Re: Starship is Go...

This is a follow up to GW Johnson's #2224

I asked Google about "crunch wrap"... If someone can discover the nature of "crunch wrap" it would be a welcome addition to this topic.

For the SpaceX Starship, the "crunch wrap" heat shield solution appeared to work well during a recent test flight. The material was used to fill the gaps between the rocket's ceramic heat shield tiles, preventing super-heated plasma from reaching the stainless steel hull during atmospheric reentry.

Key details from recent test flights:

Flight 10 Findings: During this flight in August 2025, engineers tested the "crunch wrap" in a limited capacity. They determined it was effective at sealing tile gaps, especially when compared to a different experimental metallic tile design that oxidized and failed.
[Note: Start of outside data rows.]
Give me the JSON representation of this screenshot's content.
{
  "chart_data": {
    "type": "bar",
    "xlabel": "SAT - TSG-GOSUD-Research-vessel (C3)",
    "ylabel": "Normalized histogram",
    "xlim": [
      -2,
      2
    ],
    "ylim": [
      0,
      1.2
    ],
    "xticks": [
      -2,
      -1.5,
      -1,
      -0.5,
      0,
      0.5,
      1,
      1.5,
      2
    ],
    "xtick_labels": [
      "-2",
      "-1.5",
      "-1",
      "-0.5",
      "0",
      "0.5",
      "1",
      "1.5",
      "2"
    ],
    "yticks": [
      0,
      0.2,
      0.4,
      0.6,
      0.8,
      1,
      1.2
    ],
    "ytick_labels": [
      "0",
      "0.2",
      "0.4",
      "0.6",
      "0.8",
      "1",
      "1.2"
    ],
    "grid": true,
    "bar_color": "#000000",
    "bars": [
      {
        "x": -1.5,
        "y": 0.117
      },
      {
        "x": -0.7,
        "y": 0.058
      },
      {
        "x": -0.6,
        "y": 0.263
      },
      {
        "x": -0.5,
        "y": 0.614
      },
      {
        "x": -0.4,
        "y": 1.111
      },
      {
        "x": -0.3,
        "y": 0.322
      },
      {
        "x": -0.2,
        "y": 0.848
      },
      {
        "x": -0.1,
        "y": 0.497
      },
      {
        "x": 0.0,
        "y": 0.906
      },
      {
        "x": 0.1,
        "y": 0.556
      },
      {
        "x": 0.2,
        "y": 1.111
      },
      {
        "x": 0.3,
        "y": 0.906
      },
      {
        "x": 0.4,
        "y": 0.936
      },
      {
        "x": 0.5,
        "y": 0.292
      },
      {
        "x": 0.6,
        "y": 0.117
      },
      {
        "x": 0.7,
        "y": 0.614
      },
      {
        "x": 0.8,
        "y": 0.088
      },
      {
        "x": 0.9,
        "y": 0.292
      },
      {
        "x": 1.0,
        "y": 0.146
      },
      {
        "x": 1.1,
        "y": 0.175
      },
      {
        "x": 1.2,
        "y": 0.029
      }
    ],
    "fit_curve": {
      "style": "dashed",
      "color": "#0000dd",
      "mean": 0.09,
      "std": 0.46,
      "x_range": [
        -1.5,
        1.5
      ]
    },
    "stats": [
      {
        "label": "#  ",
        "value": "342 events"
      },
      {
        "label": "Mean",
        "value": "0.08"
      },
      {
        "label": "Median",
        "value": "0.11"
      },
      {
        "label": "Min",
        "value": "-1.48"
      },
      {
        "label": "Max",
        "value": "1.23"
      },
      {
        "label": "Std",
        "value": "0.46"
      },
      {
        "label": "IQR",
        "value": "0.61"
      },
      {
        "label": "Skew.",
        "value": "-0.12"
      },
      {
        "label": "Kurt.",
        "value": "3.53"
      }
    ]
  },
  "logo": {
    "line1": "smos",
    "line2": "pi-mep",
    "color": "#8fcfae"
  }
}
Flight 11 Implementation: Following the successful test on Flight 10, SpaceX decided to use the "crunch wrap" material more extensively on Flight 11 in October 2025.

Flight 11 Results: Preliminary analysis after Flight 11's successful reentry and splashdown suggested the heat shield change worked well.

The "crunch wrap" technique is an attempt to create a simpler, more reliable sealing method for the heat shield compared to the gap fillers used on the Space Shuttle, which were complex and sometimes came loose during flight.